Why would you recommend a career in Travel and Tourism to someone? I was shocked by the large number of companies within our industry. As a student, it seemed to me that  ‘travel’ meant just getting on a plane and staying at a hotel. It’s not until you are inside the world of travel that you realize that there are thousands of companies that power the entire global travel ecosystem. These include airlines, technology companies, travel agents, airport staff, hospitality companies, car rental companies, rail companies, government entities, cruise lines, start-up firms, and global trade associations. Not to mention the tourism businesses one finds at their destination like Convention & Visitors bureaus, theme parks, resorts, and…well…you get the point. Because of the depth and variety of career choices that travel and tourism provides, it’s easy to find an appropriate fit for your professional goals. From a product manager’s perspective, the decisions we make are immensely rewarding when you know your work has improved the travel experience for millions of people. It can be challenging for sure, but it’s rewarding and never boring.

How has a career in Travel and Tourism changed your life? I get to work with brilliant, driven, and creative people every day. Being able to keep up with them has pushed me to develop new skills like learning how to speak “technology” with software developers,  prioritizing a list of 100 good ideas down to the one that really matters; and collaborating with specialists in areas like graphic design and marketing. Acquiring these new skills has made me a stronger contributor – and hopefully a better manager in the future.
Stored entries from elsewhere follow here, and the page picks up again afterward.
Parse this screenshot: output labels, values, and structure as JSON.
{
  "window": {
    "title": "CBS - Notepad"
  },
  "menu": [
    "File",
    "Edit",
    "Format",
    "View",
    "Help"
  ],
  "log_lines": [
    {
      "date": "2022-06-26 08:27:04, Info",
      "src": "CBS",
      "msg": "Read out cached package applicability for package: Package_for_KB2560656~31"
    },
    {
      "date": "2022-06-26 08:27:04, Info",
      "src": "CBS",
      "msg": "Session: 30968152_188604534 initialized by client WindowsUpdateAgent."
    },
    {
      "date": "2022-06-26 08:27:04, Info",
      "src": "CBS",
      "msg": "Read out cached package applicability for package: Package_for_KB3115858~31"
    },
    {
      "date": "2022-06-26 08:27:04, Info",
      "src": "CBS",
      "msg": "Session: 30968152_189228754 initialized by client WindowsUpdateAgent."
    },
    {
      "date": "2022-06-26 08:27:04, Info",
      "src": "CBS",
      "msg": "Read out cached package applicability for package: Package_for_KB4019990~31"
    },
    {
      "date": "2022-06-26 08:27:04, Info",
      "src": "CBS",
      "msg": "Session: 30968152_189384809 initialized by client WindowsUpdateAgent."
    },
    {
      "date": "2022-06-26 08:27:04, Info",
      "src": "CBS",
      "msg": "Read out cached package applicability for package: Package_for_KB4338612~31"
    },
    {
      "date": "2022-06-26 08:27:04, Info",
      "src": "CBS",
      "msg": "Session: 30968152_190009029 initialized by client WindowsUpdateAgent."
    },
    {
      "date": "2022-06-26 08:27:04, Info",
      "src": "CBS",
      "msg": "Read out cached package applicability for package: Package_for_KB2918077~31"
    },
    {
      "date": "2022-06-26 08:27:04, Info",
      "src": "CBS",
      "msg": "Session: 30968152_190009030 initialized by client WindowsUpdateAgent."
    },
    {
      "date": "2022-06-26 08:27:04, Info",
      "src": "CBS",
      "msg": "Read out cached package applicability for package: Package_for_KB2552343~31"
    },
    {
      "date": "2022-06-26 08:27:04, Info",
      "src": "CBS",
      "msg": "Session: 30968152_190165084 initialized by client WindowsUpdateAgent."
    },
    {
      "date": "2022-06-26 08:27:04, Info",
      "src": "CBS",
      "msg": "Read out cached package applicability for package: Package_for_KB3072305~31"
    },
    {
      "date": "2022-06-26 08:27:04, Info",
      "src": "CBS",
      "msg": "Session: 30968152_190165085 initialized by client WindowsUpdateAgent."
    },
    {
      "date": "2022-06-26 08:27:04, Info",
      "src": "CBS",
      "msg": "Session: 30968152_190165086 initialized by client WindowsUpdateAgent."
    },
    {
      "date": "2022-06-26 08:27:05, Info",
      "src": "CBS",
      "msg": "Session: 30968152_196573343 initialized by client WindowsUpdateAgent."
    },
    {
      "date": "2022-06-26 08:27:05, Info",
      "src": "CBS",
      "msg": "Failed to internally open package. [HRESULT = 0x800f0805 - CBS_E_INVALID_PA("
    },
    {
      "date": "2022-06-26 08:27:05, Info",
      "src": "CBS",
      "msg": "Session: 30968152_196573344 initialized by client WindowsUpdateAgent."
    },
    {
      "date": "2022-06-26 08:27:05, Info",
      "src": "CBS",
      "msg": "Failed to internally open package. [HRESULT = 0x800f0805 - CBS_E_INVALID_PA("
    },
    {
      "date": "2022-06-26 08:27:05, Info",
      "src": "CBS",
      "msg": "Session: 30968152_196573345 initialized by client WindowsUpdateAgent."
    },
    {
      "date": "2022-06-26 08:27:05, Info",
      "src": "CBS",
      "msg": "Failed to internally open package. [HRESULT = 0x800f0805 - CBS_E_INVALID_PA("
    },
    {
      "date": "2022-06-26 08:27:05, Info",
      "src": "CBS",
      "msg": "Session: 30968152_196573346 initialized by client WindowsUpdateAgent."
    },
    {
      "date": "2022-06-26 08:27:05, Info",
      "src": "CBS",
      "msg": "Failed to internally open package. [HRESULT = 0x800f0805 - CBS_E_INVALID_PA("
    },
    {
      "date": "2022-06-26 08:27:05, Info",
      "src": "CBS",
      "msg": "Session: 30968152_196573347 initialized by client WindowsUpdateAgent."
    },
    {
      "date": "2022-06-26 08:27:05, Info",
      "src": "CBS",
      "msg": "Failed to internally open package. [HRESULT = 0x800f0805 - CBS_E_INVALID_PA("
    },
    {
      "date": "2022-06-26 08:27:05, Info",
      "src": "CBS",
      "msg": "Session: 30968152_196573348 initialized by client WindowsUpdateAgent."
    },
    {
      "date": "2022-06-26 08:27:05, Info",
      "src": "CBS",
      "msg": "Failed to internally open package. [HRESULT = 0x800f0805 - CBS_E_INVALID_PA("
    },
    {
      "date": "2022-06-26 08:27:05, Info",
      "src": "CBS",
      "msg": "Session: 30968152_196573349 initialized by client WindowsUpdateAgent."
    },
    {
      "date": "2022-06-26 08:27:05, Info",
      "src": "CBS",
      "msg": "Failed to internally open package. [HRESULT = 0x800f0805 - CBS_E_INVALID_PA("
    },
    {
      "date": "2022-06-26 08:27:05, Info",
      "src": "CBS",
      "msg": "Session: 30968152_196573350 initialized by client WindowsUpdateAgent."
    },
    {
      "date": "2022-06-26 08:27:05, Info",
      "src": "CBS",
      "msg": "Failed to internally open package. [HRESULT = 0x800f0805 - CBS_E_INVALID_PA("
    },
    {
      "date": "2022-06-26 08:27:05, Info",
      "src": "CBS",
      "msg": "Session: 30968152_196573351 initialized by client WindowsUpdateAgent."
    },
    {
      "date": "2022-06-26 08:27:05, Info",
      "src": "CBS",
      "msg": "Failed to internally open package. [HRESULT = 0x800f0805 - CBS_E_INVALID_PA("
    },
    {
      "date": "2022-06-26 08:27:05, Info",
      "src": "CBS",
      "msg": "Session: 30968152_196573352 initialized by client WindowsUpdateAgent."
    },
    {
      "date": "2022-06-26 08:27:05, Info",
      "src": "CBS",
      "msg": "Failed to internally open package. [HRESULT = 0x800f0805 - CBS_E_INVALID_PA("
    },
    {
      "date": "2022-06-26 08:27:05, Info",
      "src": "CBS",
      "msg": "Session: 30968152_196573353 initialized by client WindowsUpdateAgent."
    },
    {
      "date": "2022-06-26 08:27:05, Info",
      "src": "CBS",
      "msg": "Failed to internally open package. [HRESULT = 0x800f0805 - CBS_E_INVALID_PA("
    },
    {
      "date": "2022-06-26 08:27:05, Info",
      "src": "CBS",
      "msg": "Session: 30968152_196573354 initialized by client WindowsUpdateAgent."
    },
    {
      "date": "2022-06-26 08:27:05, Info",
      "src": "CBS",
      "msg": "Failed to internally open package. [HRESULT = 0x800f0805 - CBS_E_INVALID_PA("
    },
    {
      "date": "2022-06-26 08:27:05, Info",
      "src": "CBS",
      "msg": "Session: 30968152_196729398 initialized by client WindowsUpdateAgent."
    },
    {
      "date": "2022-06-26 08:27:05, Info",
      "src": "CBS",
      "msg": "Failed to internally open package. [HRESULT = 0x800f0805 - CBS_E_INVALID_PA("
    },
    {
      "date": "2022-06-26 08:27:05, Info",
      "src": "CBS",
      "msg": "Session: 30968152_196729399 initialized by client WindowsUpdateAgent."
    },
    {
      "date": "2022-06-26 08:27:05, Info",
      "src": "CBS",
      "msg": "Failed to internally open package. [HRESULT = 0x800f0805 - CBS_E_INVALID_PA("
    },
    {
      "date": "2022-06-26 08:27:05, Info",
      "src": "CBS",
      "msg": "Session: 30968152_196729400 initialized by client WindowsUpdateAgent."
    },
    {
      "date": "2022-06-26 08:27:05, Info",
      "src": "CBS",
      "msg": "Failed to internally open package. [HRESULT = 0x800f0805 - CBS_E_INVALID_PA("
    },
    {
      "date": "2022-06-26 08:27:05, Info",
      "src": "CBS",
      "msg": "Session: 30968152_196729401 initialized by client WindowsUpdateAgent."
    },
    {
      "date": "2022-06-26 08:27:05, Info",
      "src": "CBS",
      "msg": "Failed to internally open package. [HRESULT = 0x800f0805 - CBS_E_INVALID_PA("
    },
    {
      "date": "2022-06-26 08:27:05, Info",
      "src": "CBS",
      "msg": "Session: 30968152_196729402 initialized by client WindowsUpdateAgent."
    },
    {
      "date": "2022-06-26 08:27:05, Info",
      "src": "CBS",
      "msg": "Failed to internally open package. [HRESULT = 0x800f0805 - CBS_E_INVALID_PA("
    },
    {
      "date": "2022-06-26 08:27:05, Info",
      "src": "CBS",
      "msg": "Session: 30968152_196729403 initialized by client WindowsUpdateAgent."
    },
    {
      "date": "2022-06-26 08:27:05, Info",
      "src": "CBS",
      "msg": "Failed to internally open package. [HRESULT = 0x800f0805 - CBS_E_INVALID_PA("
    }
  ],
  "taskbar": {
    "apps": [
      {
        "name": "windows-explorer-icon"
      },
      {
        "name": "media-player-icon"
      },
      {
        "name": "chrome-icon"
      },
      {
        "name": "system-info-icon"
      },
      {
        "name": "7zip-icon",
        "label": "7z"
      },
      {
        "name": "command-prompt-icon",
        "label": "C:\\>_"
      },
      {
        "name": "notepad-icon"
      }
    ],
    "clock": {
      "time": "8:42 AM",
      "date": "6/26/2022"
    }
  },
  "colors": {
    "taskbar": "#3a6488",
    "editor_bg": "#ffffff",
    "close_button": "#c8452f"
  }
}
What has been the most interesting/challenging part of your career? One thing I’ve found most interesting and challenging has been the task of understanding the daily routine of a travel agent – which is one of the major influencers for both TripCase and our B2B solution, TripCase Connect.  To clearly understand how we can further help travel agents, we need to understand their ‘pain points,’ so I spent a day interviewing travel agency managers and shadowing an agent at a major corporate travel agency in Dallas, Texas. Having only entry-level knowledge of the role of a travel agent and having never personally used one before, I was quickly lost in the ‘code’ they use to make and edit bookings for clients. What’s a Cross Lorraine? ( it’s a symbol used to open and close commands within travel agent databases) On top of that, I didn’t realize how difficult it is for travel agents to market themselves, to manage customers, and to keep up with constant technology changes. The experience really opened my eyes to the world of one of our most important customers.

What’s your advice to college students about the travel and tourism industry? As a recent college grad myself, I want young people to know that a career in the travel and tourism industry has endless and prosperous possibilities. When you think of working in this industry, don’t limit your view to pilots, flight attendants or hotel managers.  While those are also great career roles, I would encourage students to really take a look at all the many interesting companies that help to power the travel and tourism industry.  The people “behind the scenes” in the travel industry truly make the world go around.  In other words, #TourismMatters.